USC Chan welcomes Rebecca Aldrich to faculty
September 26, 2018
Alumna’s research expertise includes occupational perspectives on marginalized populations.
By Mike McNulty
It’s been a decade since the September 2008 Wall Street bankruptcies that symbolically marked the start of America’s Great Recession. Yet while today’s jobless claims have fallen to once-in-a-generation lows, according to the Bureau of Labor Statistics 1.3 million Americans are still experiencing long-term unemployment, defined as joblessness for 27 weeks or longer.
USC Chan’s newest faculty member, Rebecca Aldrich BS ’05, MA ’06, has spent the last decade using occupational science to shed light on the lives of people who, for any number of reasons including unemployment status, have been pushed to society’s margins.
“In the U.S., if you are working full-time, you are considered to be occupying a “normal” social position,” Aldrich says. “But if you’re unemployed, you have been marginalized because you’re not conforming to the social norms of being an adult who works and who provides for themself and for a family.”
Aldrich’s research sees through the lens of peoples’ everyday activities in order to better understand what everyday life is like at the periphery. For example, without steady employment and a paycheck, daily routines often revolve around “resource seeking” activities — identifying, negotiating and utilizing social services, programs and subsidies like food pantries.
According to Aldrich, occupation-based research paints a picture of people’s everyday experiences that no other discipline can.
“Occupational science brings a perspective that simultaneously reminds us to be holistic and not reduce problems to a single factor, and to make an issue concrete by bringing it down to the everyday level,” she says. “So it’s not just about getting someone housing, or work, or supportive resources, but about how people access and engage in occupations that weave those things together.”
Coming back to campus
Aldrich, who was raised in Fresno, Calif., discovered occupational therapy literally by accident. The summer before she first arrived at USC as an undergraduate student, her brother sustained a severe broken leg and needed occupational therapy during his recovery. Once at USC, Aldrich enrolled in “OT 220: Introduction to Occupational Therapy” to learn more, and soon discovered what would become her professional calling.

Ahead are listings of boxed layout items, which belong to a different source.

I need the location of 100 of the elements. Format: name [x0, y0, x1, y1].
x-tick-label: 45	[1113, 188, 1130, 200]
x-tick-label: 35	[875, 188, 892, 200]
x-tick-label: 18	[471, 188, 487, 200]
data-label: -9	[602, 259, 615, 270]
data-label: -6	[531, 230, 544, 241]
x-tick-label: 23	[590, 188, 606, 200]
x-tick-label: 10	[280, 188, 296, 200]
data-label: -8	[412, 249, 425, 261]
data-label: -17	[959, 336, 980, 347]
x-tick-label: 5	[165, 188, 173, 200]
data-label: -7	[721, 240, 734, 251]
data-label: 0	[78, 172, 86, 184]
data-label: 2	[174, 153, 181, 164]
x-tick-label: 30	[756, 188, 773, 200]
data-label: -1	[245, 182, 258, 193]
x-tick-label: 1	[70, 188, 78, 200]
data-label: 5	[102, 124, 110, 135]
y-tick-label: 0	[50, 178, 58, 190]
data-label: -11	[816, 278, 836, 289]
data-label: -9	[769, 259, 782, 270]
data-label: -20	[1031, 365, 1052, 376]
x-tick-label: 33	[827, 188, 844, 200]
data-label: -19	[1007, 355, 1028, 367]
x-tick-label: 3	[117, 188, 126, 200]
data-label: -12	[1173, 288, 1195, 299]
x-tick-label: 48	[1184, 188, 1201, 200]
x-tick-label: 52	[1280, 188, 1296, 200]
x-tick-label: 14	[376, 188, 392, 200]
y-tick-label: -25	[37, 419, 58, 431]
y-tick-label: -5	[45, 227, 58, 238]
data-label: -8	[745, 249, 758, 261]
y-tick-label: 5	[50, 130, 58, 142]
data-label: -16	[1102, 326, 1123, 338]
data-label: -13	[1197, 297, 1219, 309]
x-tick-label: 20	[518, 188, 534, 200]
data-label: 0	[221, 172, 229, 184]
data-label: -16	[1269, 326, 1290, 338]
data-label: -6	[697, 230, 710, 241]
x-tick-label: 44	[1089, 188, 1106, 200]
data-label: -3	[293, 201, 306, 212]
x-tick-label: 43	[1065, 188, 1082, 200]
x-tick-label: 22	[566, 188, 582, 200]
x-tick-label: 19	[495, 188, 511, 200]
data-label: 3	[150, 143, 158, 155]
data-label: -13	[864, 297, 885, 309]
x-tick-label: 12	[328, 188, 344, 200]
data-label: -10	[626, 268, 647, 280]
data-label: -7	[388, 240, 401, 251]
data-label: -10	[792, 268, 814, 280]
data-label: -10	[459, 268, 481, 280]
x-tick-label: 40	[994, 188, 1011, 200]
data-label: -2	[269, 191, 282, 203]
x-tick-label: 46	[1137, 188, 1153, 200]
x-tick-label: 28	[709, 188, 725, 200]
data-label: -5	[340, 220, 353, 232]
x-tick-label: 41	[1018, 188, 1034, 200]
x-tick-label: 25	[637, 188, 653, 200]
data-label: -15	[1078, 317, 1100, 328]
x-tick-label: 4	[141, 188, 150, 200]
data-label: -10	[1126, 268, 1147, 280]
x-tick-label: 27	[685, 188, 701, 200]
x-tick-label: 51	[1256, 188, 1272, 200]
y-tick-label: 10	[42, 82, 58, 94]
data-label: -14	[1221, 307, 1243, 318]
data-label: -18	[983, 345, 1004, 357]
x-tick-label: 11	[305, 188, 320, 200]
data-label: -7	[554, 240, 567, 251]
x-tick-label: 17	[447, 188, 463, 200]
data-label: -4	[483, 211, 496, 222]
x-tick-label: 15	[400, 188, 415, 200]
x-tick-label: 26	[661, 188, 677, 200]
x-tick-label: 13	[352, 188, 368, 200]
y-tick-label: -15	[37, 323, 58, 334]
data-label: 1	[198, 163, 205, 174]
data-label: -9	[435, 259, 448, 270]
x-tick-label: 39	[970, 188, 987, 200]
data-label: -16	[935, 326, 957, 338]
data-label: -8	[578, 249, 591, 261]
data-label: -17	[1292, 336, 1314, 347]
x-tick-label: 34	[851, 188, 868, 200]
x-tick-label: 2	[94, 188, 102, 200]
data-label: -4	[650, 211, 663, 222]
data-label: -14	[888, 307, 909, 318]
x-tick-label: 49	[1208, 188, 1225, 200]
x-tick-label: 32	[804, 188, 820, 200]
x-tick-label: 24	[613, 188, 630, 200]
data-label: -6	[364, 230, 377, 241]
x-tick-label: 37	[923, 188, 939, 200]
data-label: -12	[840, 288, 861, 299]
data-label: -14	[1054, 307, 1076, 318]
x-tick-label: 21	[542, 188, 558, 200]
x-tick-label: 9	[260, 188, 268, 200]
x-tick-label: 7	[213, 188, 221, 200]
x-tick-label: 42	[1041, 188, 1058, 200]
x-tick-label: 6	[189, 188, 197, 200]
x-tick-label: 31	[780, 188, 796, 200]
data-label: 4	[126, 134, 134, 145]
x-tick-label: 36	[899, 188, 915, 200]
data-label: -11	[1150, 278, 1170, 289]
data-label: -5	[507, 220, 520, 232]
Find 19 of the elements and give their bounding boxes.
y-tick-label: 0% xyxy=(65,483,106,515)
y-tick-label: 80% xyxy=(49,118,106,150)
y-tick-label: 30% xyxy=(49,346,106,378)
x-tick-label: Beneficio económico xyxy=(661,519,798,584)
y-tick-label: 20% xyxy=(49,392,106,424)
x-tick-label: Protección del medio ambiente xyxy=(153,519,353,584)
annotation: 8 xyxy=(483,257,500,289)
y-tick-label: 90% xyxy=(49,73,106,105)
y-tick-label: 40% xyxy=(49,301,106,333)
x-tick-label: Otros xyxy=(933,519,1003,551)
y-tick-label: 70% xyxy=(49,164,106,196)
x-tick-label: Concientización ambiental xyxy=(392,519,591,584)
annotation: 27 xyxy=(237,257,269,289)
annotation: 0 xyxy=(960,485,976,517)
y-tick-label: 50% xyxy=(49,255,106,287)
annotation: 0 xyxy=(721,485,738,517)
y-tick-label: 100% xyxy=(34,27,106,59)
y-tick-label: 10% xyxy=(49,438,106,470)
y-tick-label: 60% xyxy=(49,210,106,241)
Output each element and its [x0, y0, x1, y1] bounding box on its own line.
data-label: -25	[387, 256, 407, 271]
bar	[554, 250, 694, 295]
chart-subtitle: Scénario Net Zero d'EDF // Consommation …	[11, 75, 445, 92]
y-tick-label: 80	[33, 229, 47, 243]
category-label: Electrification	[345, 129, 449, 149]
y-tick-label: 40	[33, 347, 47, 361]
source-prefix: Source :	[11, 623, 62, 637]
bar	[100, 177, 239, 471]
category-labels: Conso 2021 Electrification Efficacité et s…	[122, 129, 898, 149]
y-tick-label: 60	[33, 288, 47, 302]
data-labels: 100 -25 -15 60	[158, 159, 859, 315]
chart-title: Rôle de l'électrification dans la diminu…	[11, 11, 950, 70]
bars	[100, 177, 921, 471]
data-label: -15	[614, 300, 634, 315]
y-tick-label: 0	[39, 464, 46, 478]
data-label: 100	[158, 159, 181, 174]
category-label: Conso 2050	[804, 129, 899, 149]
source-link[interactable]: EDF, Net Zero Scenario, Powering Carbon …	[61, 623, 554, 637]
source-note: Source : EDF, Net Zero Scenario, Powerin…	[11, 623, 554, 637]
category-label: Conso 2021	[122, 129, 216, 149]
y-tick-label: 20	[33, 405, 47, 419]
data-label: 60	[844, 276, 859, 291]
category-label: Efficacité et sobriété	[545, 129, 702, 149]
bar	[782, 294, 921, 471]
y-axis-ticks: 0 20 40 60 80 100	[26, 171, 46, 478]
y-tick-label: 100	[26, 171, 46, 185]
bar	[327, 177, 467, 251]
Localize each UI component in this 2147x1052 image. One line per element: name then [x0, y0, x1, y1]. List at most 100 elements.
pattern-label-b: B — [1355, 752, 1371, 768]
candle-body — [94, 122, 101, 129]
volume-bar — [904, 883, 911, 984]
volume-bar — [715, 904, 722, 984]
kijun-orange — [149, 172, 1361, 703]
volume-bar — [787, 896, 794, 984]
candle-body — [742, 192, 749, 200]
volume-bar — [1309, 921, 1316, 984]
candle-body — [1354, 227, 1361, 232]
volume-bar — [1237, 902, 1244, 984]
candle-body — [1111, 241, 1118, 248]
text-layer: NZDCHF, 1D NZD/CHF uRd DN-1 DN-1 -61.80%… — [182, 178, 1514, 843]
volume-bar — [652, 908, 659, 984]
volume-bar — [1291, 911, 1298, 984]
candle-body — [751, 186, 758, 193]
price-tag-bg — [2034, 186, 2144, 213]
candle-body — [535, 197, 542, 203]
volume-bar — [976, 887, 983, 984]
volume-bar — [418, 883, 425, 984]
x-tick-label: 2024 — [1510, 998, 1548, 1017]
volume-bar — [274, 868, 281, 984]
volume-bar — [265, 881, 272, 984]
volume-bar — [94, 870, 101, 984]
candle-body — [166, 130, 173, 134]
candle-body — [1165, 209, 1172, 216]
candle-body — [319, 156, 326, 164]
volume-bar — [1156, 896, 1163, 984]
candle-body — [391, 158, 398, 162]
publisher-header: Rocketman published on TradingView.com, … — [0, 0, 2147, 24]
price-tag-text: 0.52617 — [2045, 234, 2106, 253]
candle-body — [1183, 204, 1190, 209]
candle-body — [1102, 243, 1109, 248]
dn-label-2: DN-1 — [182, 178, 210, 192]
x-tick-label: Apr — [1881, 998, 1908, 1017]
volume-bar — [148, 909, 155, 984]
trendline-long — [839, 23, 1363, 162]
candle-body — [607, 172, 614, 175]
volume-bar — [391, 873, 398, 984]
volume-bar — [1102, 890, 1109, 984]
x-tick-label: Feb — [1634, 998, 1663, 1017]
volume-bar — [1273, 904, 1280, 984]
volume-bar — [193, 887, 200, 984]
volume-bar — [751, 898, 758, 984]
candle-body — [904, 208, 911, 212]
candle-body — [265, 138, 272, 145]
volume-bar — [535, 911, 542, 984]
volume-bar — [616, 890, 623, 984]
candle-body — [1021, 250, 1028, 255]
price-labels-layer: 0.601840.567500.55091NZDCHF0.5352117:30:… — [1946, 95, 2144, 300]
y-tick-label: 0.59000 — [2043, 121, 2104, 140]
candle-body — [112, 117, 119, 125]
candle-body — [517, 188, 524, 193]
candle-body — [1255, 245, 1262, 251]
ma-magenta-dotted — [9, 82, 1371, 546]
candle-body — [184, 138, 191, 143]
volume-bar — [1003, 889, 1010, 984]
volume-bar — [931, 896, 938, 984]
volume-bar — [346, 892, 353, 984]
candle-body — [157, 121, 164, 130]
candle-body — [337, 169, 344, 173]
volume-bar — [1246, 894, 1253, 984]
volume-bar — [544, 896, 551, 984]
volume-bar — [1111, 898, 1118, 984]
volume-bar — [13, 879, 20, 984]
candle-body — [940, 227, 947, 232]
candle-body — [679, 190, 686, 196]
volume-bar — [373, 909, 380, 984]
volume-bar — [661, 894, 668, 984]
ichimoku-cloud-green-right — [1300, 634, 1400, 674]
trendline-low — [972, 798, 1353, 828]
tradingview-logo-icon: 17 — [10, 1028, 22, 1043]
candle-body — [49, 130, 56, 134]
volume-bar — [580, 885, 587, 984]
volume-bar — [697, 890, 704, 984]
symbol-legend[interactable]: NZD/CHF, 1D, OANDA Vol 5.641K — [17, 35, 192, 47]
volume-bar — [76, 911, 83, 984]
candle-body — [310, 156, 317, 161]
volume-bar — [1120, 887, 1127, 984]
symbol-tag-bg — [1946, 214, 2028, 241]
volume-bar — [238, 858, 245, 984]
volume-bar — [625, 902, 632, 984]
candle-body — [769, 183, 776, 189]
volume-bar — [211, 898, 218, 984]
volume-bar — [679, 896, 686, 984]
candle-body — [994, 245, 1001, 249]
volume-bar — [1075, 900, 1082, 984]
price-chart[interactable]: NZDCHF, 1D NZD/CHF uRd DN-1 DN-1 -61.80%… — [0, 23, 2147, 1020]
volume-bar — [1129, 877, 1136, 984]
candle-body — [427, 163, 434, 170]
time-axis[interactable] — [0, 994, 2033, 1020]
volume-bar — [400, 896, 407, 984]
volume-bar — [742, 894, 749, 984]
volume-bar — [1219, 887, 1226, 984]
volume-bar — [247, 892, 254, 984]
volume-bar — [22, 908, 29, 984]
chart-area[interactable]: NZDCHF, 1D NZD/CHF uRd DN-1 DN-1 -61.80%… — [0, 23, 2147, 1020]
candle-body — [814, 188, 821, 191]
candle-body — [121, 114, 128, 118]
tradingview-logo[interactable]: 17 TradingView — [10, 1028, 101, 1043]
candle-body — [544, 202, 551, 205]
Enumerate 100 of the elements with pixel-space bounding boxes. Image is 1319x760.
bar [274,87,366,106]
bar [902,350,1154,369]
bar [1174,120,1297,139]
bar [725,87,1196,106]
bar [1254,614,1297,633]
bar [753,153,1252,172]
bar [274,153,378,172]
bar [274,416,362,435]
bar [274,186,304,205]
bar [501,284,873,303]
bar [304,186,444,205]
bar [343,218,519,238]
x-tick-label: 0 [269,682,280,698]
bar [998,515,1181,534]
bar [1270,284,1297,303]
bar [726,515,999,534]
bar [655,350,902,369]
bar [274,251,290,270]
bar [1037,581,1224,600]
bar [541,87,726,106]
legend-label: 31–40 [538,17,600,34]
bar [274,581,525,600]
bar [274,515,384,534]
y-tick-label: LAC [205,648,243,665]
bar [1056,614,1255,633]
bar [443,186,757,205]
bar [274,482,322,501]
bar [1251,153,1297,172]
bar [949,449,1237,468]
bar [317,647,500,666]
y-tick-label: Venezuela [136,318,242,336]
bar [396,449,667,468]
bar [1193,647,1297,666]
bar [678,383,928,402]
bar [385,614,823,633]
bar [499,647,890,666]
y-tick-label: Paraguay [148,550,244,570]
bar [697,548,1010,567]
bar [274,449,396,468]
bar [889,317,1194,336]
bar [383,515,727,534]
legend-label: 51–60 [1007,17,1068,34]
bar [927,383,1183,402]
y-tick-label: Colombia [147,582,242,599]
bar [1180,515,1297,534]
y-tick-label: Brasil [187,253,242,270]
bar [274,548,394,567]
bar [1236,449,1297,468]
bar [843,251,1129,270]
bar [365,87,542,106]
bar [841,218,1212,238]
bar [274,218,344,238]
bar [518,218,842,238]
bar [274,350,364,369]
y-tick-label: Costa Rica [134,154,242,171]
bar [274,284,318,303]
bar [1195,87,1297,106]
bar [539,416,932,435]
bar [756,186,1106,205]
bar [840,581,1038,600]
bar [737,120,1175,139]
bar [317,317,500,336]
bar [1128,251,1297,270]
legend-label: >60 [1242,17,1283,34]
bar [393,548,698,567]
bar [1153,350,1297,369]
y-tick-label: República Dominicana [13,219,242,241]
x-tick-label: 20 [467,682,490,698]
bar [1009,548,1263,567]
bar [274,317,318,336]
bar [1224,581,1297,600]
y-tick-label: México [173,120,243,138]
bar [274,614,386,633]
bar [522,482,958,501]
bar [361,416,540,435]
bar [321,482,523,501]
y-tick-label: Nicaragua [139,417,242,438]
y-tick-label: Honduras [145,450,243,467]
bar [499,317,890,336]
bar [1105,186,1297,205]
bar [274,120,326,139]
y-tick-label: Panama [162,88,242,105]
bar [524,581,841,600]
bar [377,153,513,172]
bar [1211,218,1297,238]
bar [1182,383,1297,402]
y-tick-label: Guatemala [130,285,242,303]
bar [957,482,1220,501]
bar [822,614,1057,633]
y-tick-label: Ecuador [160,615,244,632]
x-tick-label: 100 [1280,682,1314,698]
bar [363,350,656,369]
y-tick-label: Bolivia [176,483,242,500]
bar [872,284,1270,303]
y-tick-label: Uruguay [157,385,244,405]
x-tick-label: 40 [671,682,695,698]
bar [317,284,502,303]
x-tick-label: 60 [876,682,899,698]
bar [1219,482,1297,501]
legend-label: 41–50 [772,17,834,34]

“The ideas about occupation and health and humanity seemed so compelling,” says Aldrich, whose peer-reviewed articles have appeared in the Journal of Occupational Science, the American Journal of Occupational Therapy and the British Journal of Occupational Therapy. “I could ask the big questions and I could still be thinking about health and well-being.”
After earning her PhD degree in occupational science at the University of North Carolina, Chapel Hill and seven years as a faculty member at Saint Louis University, Aldrich is back on USC’s campus to grapple with questions that loom large indeed. Among them are USC Provost Michael Quick’s “Wicked Problems” initiative, a university-wide drive to tackle today’s most intractable, complex and persistent problems including poverty, cancer, aging and dementia. Aldrich’s research intersects with a number of these wicked problems, including homelessness, which makes coming back to alma mater a seamless move for the Trojan alumna.
“With USC Chan’s commitment to developing occupational science, and because I’m so squarely situated in the O.S. arena, USC provides a great opportunity for developing my work.”
Philosophy for the real world
In addition to her research about living through situations of social marginalization, Aldrich’s research portfolio focuses on two other major themes.
First, her scholarship of teaching and learning focuses on how concepts about occupation are taught around the world, and how that material is subsequently learned, critiqued and synthesized by students.
Secondly, she is interested in the theoretical and philosophical foundations of occupational science and occupational therapy, especially as they relate to the writings of educator and philosopher John Dewey.
As she begins the next chapter of her academic career at USC Chan, Aldrich reaffirms the pragmatic value of Deweyan approaches — with deep-seated beliefs in occupation’s capacity for nurturing freedom, equality, growth and justice in social relationships — to contemporary occupational science research.
“Dewey didn’t want to be an armchair philosopher,” Aldrich says. “He wanted to think about real-world issues and ways to consider them that would make those issues resolvable.”